COVID-19 Vaccination: Learn from the past


The recent upsurge in COVID-19 cases in Greater Sydney and Goulburn has set everyone’s pulse racing, but on the up-side there is evidence to suggest that it has resulted in an uptake of vaccinations against the virus across the State.

Some readers may remember the poliomyelitis (polio) epidemic of the 1940s – 1960s here in Australia. Polio is a gastrointestinal virus that is highly contagious, but in terms of symptoms, in the majority of cases polio has either no effect at all or no more than flu-like symptoms.

Unfortunately, in a small percentage of those infected, the virus spread to the nervous system causing paralysis, usually of the legs. Polio could also compromise a person’s ability to breathe by paralysing their diaphragm muscles. Large artificial respirators – ‘iron lungs’ – were built to accommodate the patient’s body up to their neck. The frequently changing air pressure within the machine made it possible for air to flow in and out of the patient’s lungs when they were unable to breathe for themselves.

In 1932 Queensland nurse Sister Elizabeth Kenny began treating the physical effects of polio using warm compresses and massage. Such was the popularity of her treatment that Sister Kenny clinics opened around Australia and in England. She also spent 11 years in the USA where she was greatly lauded.

In 1955 Dr Jonas Salk and his research team at the University of Pittsburgh in the USA, developed the first polio vaccine, which was administered by injection. Dr Percival Bazeley of the Australian Commonwealth Serum Laboratories (CSL) was sent to work with Salk and returned to Melbourne in 1955 to begin manufacturing the vaccine. The first Salk vaccines were distributed across Australia in June 1956 and 25 million doses of the vaccine were produced by CSL under Dr Bazeley’s directorship. In 1961 an oral vaccine developed by Dr Albert Sabin, which was first used in Australia in 1966.

By 1964, 83 per cent of New South Wales children were vaccinated, but only 72 per cent of children in Victoria, but these vaccination rates were not high enough. The eradication of a disease relies on ‘herd immunity’, which occurs when the vaccination of a significant portion of a population (or herd) provides protection for individuals who have not developed immunity. The lack of herd immunity contributed to another outbreak of polio in Australia in 1961 and 1962.

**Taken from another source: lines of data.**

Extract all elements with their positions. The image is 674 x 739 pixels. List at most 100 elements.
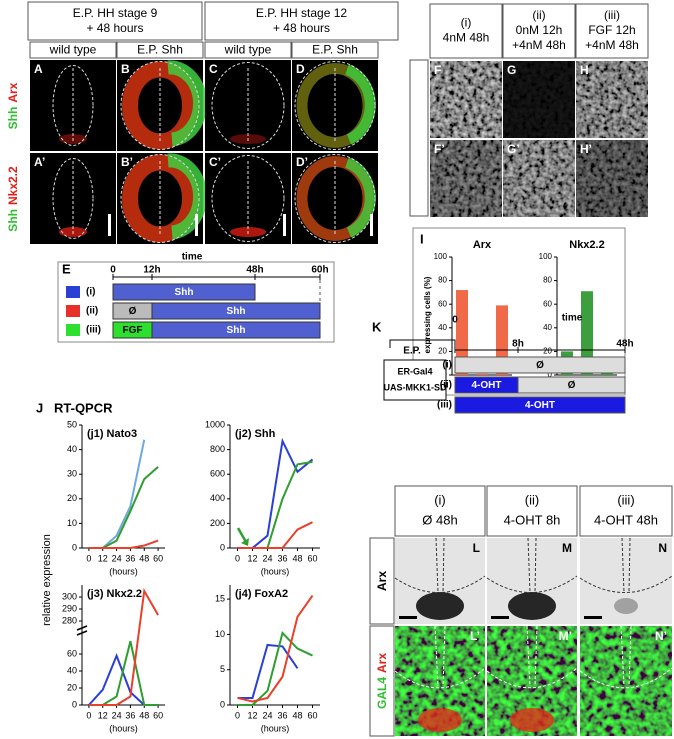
green-signal xyxy=(167,60,208,147)
row-label-part: GAL4 xyxy=(375,677,389,709)
column-header xyxy=(394,485,486,537)
y-tick-label: 10 xyxy=(67,518,77,528)
bar-label: Shh xyxy=(227,325,246,336)
column-header xyxy=(502,3,576,59)
chart-title: Nkx2.2 xyxy=(569,239,604,251)
time-bar xyxy=(517,376,626,394)
scale-bar xyxy=(399,616,417,619)
arx-signal xyxy=(416,592,464,620)
row-header xyxy=(409,59,429,217)
lumen-outline xyxy=(620,625,632,687)
y-tick-label: 100 xyxy=(539,252,553,261)
arrow xyxy=(236,527,248,543)
row-header xyxy=(369,537,395,625)
y-axis-title: expressing cells (%) xyxy=(423,276,432,353)
row-label: Arx xyxy=(375,571,389,591)
column-header xyxy=(291,41,379,59)
x-tick-label: 36 xyxy=(277,710,287,720)
panel-letter: F xyxy=(434,63,441,77)
panel-letter: M xyxy=(562,541,572,555)
ep-label: E.P. xyxy=(403,346,421,357)
group-title: E.P. HH stage 12 xyxy=(256,6,347,20)
y-tick-label: 600 xyxy=(210,469,225,479)
bar-label: FGF xyxy=(123,325,143,336)
legend-swatch xyxy=(66,286,80,298)
scale-bar xyxy=(283,214,286,236)
bar-label: 4-OHT xyxy=(472,380,502,391)
panel-letter: E xyxy=(62,261,71,276)
tissue-outline xyxy=(52,65,94,146)
arx-signal xyxy=(614,598,638,614)
bar xyxy=(456,290,468,375)
column-title: wild type xyxy=(224,43,272,57)
x-tick-label: 0 xyxy=(86,710,91,720)
scale-bar xyxy=(195,214,198,236)
time-bar xyxy=(454,396,626,414)
panel-letter: L xyxy=(473,541,480,555)
series-line xyxy=(88,439,146,549)
y-tick-label: 40 xyxy=(543,323,552,332)
column-title: FGF 12h xyxy=(588,23,635,37)
green-signal xyxy=(167,153,208,240)
x-tick-label: 0 xyxy=(235,553,240,563)
y-tick-label: 20 xyxy=(438,347,447,356)
panel-letter: H’ xyxy=(580,142,592,156)
y-tick-label: 20 xyxy=(543,347,552,356)
chart-title: (j1) Nato3 xyxy=(87,428,137,440)
time-tick-label: 0 xyxy=(110,265,116,276)
x-tick-label: 36 xyxy=(125,710,135,720)
scale-bar xyxy=(584,616,602,619)
x-tick-label: 0 xyxy=(235,710,240,720)
header-box xyxy=(27,1,203,41)
y-tick-label: 1000 xyxy=(205,419,225,429)
group-title: + 48 hours xyxy=(273,21,330,35)
column-header xyxy=(575,3,649,59)
y-tick-label: 5 xyxy=(220,664,225,674)
x-tick-label: 12 xyxy=(247,553,257,563)
lumen-outline xyxy=(527,537,537,594)
row-label: (ii) xyxy=(86,306,98,317)
row-label-part: Shh xyxy=(6,107,20,130)
time-tick-label: 8h xyxy=(512,339,524,350)
row-label: Shh Arx xyxy=(6,82,20,129)
time-tick-label: 60h xyxy=(311,265,328,276)
panel-letter: N xyxy=(658,541,667,555)
arx-signal xyxy=(510,708,554,732)
row-label-part: Arx xyxy=(375,571,389,591)
construct-label: ER-Gal4 xyxy=(397,366,432,376)
panel-letter: A’ xyxy=(34,155,45,169)
x-tick-label: 0 xyxy=(86,553,91,563)
column-header xyxy=(579,485,673,537)
x-tick-label: 48 xyxy=(292,553,302,563)
panel-letter: L’ xyxy=(470,629,480,643)
y-tick-label: 100 xyxy=(434,252,448,261)
column-title: wild type xyxy=(49,43,97,57)
column-title: 0nM 12h xyxy=(516,23,563,37)
column-header xyxy=(204,41,292,59)
panel-letter: F’ xyxy=(434,142,445,156)
bar xyxy=(476,373,488,375)
time-tick-label: 48h xyxy=(616,339,633,350)
panel-letter: K xyxy=(372,319,382,334)
green-signal xyxy=(344,64,376,145)
lumen-outline xyxy=(435,537,445,594)
y-tick-label: 300 xyxy=(62,591,77,601)
x-tick-label: 24 xyxy=(262,710,272,720)
x-tick-label: 60 xyxy=(153,710,163,720)
series-line xyxy=(88,652,159,706)
group-title: E.P. HH stage 9 xyxy=(73,6,158,20)
row-label: (iii) xyxy=(86,325,101,336)
x-axis-title: (hours) xyxy=(261,723,290,733)
group-title: + 48 hours xyxy=(86,21,143,35)
y-tick-label: 40 xyxy=(438,323,447,332)
x-tick-label: 60 xyxy=(153,553,163,563)
y-tick-label: 15 xyxy=(215,593,225,603)
x-tick-label: 24 xyxy=(112,553,122,563)
x-tick-label: 24 xyxy=(262,553,272,563)
column-title: (i) xyxy=(434,492,446,507)
x-tick-label: 48 xyxy=(292,710,302,720)
y-tick-label: 0 xyxy=(220,542,225,552)
tissue-outline xyxy=(120,154,200,243)
x-tick-label: 60 xyxy=(307,553,317,563)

Thankfully, polio vaccinations were taken up en masse, and in October 2000 the World Health Organization declared the Western Pacific region, which includes Australia, to be polio-free.

Today there are an estimated 400,000 polio survivors in Australia, many of whom still live with the long-term effects of the disease.

It’s up to us to learn from the past and to do ourselves and others a kindness by getting vaccinated against COVID-19.